If your Lordship's words, which I have cited above, refer to modern times, I am at a loss to guess the countries alluded to, as I conceive the practice of toleration to have been more general for many years past in Catholic than in Protestant countries. In many of the latter, the Catholic Religion was not even tolerated so late as ten years ago, and in Hamburgh, and in most of the imperial free cities, and Hanseatic towns, its exercise was confined to the chapel of the Imperial Minister. In Saxony, it was limited to the

Aug. De Catech. Rudibus.

precincts of the electoral palaces, and those who professed it were not allowed to become masters in any trade or profession,

.

Now, as to Catholic countries, we have seen a Protestant minister, Monsieur Neckar, at the head of the government in France, and the Prince of Saxe Cobourg, a Protestant, commander in chief of the Austrian armies. I need not remind your Lordship of the Marshals Saxe and Laudhon, or inform you that under the old French monarchy, and over all the Austrian empire, and indeed throughout all Catholic Germany and Poland, in military promotion, the talents and the valor, not the religion of the soldier, were the objects of consideration; nor was a gallant man, who had braved danger or shed his blood for his country, ever deprived of his well-earned rewards because he did not profess the national religion. In truth, my Lord, we are far behind the nations of the continent in this respect, and are loudly called upon by the exigencies of the times, to imitate their example, and to turn, without distinction, all the means, all the talents, and all the resources of the state to its defence and to its advantage.

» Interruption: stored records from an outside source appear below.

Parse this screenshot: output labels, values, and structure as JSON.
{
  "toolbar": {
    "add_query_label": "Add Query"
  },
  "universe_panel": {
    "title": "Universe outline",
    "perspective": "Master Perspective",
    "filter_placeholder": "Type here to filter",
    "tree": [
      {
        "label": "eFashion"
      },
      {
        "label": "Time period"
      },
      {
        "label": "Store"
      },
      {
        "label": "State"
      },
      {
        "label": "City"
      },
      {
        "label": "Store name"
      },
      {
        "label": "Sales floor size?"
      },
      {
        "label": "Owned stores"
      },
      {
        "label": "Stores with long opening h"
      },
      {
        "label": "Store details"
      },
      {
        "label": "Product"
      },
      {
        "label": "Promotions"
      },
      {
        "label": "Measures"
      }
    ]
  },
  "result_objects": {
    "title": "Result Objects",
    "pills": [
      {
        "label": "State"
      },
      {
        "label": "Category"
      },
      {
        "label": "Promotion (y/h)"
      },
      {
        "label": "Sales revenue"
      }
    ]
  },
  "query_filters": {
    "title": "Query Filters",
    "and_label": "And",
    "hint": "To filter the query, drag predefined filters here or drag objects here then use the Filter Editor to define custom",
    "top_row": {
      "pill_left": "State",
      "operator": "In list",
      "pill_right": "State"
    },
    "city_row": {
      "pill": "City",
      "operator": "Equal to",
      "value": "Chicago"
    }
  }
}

In the same prefatory extract, your Lordship assures your Clergy, that the Roman Catholic Faith (you will excuse me if out of respect both to your Lordship and to myself, I omit the nick-name) is not only a system of religion, but a system of politics. You must not be surprised, my Lord, when I acknowledge that this assertion is to me a perfect novelty, and that I am at an utter loss to guess either its object or its meaning.

The Catholic Religion has, I am aware, been represented in very different and very opposite lights, sometimes as favorable to republicanism, and sometimes as attached to arbitrary power. Your Lordship has been pleased to couple it with the latter, (p. 355.) We, my Lord, consider our religion like the gospel on which we deem it to be founded, as adapted to all governments, but partial to those only which are established upon the basis of freedom and of justice. This opinion is confirmed by the evidence of history; I need not allude to the many powerful monarchies that profess the Catholic faith, as your Lordship has endeavoured to impress your readers with the belief, that it is peculiarly friendly to that form of government.